Şaşkınlığı yüzünden okunuyordu. Ama tabi ki cevabı olumsuz oldu. “Hayır ona diploma veremem.” dedi.

“Niçin veremezsiniz?”

“Çünkü okula kayıt yaptırmayan bu okuldan diploma alma hakkına sahip değildir.” Deyince ben de lafı gediğine koydum.

“Sayın müdürüm işte İslam okuluna kayıt yaptırmayanlara da cennete geçiş belgesi verilmemektedir. Cennet için mutlaka İslam okuluna kayıt yaptırmak ve bu okuldan atılmayı gerektirecek davranışlardan uzak durmak gerekir.” deyince sesini çıkarmadı.

Hem Allah’ı inkar edecek hem de O’nun inananlara sağladığı imkanlardan faydalanacak bu nasıl bir tezat! İşte inanç ve amel cennet yolcularının en temel özelliklerindendir.

İman ve ibadet

İbadet, kulun, allah2a karşı sevgisini, saygısını, bağlılığını gösterdiği bir yaşam tarzıdır.

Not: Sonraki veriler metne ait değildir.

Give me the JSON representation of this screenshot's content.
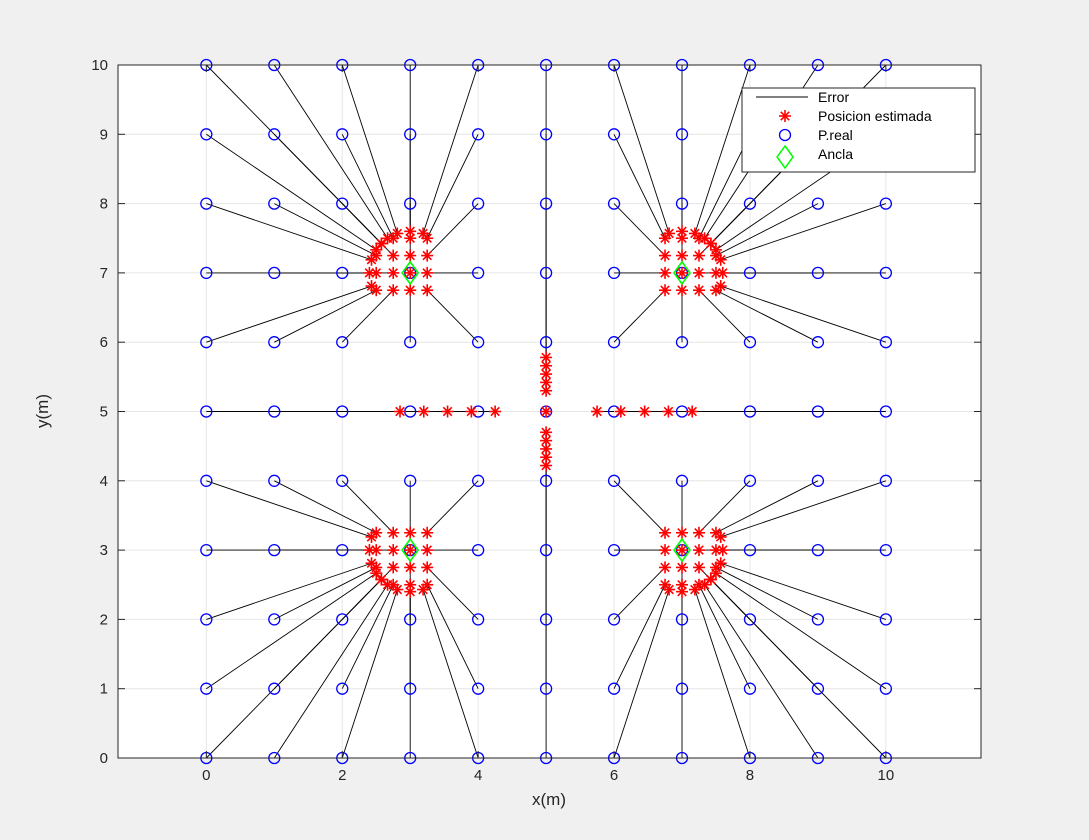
{
  "chart_data": {
    "type": "scatter",
    "title": "",
    "xlabel": "x(m)",
    "ylabel": "y(m)",
    "xlim": [
      -1.3,
      11.4
    ],
    "ylim": [
      0,
      10
    ],
    "xticks": [
      0,
      2,
      4,
      6,
      8,
      10
    ],
    "yticks": [
      0,
      1,
      2,
      3,
      4,
      5,
      6,
      7,
      8,
      9,
      10
    ],
    "grid": true,
    "legend_position": "top-right",
    "legend": [
      {
        "label": "Error",
        "marker": "line",
        "color": "#000000"
      },
      {
        "label": "Posicion estimada",
        "marker": "asterisk",
        "color": "#ff0000"
      },
      {
        "label": "P.real",
        "marker": "circle",
        "color": "#0000ff"
      },
      {
        "label": "Ancla",
        "marker": "diamond",
        "color": "#00ff00"
      }
    ],
    "anchors": [
      [
        3,
        3
      ],
      [
        3,
        7
      ],
      [
        7,
        3
      ],
      [
        7,
        7
      ]
    ],
    "grid_points": {
      "x_from": 0,
      "x_to": 10,
      "y_from": 0,
      "y_to": 10,
      "step": 1
    },
    "estimate_rule": {
      "description": "estimated position of each real point",
      "center": [
        5,
        5
      ],
      "quadrant_anchors": [
        [
          3,
          3
        ],
        [
          3,
          7
        ],
        [
          7,
          3
        ],
        [
          7,
          7
        ]
      ]
    },
    "colors": {
      "real": "#0000ff",
      "estimated": "#ff0000",
      "anchor": "#00ff00",
      "error": "#000000",
      "grid": "#e6e6e6",
      "axes_bg": "#ffffff",
      "figure_bg": "#f0f0f0"
    }
  }
}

Cennet, ibadet deryasında yüzenlerin varacakları bir sahildir.

“Rabbiniz şöyle buyurdu: Bana dua edin, kabul edeyim. Çünkü bana ibadeti bırakıp büyüklük taslayanlar aşağılanarak cehenneme gireceklerdir.” Mümin/60

Peygamberimiz Hz. Muhammed de (as) bu ayeti şu sözüyle açıklamaktadır.

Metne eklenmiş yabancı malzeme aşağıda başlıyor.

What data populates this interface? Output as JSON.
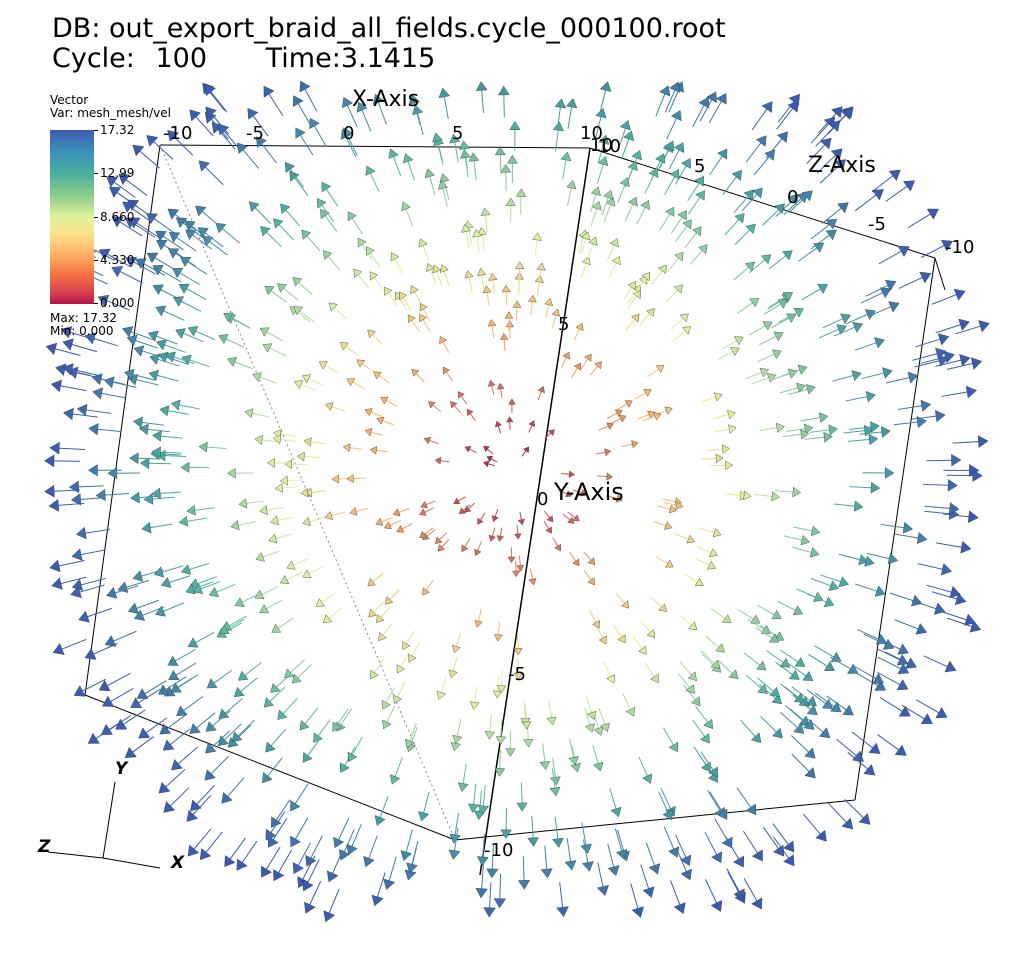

“Kalbinde hardal tanesi kadar kibir olan bulunan kimse cennete giremez.”[1]

Bunu daha iyi anlamak için Kur’an’ın, bizi insanlığın ilk zamanına götürerek alegorik bir tarza yaptığı açıklamayı iyi okumamız gerekmektedir. İnsanlığın yaratıldığı ilk zamanda İblisin, Allah’ın emrine karşı kibirlenerek asi olması ve Adem’i küçümsemesi cehennemliklerin en önemli özelliklerinden bir diğerine işaret etmektedir.

İblis, Allah’a inanıyordu ama inancını keyfine göre yorumluyordu. İşine geldiği gibi bir inancı tercih ediyordu. Bu ise Allah’ın kabul edeceği bir şey değildi. Çünkü iman teslimiyetti. İman, nefsimizin hoşuna gitmese bile Allah’ın emrine karşı saygıda kusur etmemekti. O ne derse başım gözüm üstüne diyebilmekti. Bu, insanın İslam okulundan atılmasına ve kaydının silinmesine neden olan ölümcül birinci hatadır.

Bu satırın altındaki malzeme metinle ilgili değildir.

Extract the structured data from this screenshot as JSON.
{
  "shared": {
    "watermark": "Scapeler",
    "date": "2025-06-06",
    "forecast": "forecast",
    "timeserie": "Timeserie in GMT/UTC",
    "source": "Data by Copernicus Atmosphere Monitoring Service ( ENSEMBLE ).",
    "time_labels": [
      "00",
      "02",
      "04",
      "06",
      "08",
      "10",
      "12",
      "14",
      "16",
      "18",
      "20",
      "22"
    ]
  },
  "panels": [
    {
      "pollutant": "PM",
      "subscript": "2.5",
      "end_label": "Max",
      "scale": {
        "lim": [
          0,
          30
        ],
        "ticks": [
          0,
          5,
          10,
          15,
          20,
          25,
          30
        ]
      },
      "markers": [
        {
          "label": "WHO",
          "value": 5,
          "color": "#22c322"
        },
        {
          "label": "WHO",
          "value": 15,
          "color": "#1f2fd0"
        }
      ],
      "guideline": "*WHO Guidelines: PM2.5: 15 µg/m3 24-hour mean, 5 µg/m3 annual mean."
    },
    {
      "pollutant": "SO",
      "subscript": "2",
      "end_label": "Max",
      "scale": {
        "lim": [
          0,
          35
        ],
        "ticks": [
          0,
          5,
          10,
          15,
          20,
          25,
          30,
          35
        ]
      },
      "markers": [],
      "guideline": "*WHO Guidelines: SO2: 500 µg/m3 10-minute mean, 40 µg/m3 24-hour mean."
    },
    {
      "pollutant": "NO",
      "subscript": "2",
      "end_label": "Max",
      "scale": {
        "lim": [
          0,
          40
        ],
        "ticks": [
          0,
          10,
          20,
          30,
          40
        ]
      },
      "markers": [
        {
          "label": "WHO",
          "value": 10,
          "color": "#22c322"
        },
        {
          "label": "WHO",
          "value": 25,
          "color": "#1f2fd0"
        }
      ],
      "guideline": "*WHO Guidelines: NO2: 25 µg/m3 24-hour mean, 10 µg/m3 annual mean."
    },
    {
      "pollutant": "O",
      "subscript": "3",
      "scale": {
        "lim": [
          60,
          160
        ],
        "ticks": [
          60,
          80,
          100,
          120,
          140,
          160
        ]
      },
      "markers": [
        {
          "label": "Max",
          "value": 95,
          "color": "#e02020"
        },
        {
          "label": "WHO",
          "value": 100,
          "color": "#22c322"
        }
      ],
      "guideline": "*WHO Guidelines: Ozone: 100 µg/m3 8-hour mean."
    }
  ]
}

İkincisi ise insanlara karşı soyundan, makamından, şöhretinden, sahip olduğu imkanlardan, güzelliğinden, yakışıklılığından dolayı büyüklenerek, onları küçümsemek, aşağılamak da ikinci ölümcül hatadır. Bu ise Allah’ın sevmediği davranışlardandır.

“Allah’a ibadet edin ve O’na hiçbir şeyi ortak koşmayın. Ana-babaya, akrabaya, yetimlere, yoksullara, yakın komşuya, uzak komşuya, yakın arkadaşa, yolcuya, ellerinizin altında bulunanlar (köle, cariye, hizmetçi ve benzerlerine) iyi davranın; Allah kendini beğenen ve daima böbürlenip duran kimseyi sevmez.” Nisa/36

Kur’an gemisine binerek hayat okyanusunda yüzmeye devam ederken bizi cehennem sahiline atacak daha birçok kişilik özellikleriyle karşılaşmaktayız.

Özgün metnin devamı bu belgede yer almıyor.